A atuação do Ministério Público como instituição única ou com cabeças que pensam de maneira diferente rachou ao meio a 6ª Turma do Superior Tribunal de Justiça. Os ministros discutiram se o MP pode se manifestar em determinada fase processual pela desclassificação de um crime e, posteriormente, por atuação de outro promotor, pedir a condenação por um crime mais grave.

A discussão sobre essa possibilidade terminou empatada em dois a dois no tribunal. Os ministros, no entanto, aplicaram o entendimento mais benéfico ao réu e anularam acórdão do Tribunal de Justiça do Rio de Janeiro. Lá, os desembargadores aplicaram sanção mais grave aos réus depois de a sentença de primeira instância desqualificar o crime de associação para o tráfico de drogas.

Os dois réus foram denunciados por tráfico e um deles, também por porte ilegal de armas.
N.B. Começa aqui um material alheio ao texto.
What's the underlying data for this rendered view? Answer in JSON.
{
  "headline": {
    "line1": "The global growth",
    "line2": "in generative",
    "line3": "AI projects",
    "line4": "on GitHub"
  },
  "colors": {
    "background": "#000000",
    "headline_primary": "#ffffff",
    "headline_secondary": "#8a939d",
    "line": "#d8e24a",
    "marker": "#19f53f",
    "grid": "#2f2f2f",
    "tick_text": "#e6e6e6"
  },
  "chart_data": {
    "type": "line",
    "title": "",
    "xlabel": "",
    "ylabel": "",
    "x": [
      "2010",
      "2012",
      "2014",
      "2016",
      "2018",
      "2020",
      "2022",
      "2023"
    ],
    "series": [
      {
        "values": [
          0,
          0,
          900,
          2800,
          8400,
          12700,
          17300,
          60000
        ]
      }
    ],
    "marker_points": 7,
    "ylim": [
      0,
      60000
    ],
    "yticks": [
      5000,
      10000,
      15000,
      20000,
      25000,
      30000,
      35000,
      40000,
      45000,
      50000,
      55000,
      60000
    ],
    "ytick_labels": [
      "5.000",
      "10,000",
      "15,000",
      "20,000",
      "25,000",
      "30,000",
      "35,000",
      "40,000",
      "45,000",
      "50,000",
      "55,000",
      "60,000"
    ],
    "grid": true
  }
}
O juiz de primeira instância desqualificou o delito de tráfico para uso de substância entorpecente e manteve a acusação de porte de armas, depois de consultar o Ministério Público sobre a possibilidade. O promotor que atuava no caso, mesmo depois de ter apresentado a denúncia, foi favorável à desqualificação.

Em seguida, em recurso de apelação, o Tribunal do Rio revisou essa decisão com base em parecer de outro promotor e condenou ambos os acusados a três anos de reclusão em regime fechado por associação ao tráfico. Por isso, a defesa recorreu ao STJ.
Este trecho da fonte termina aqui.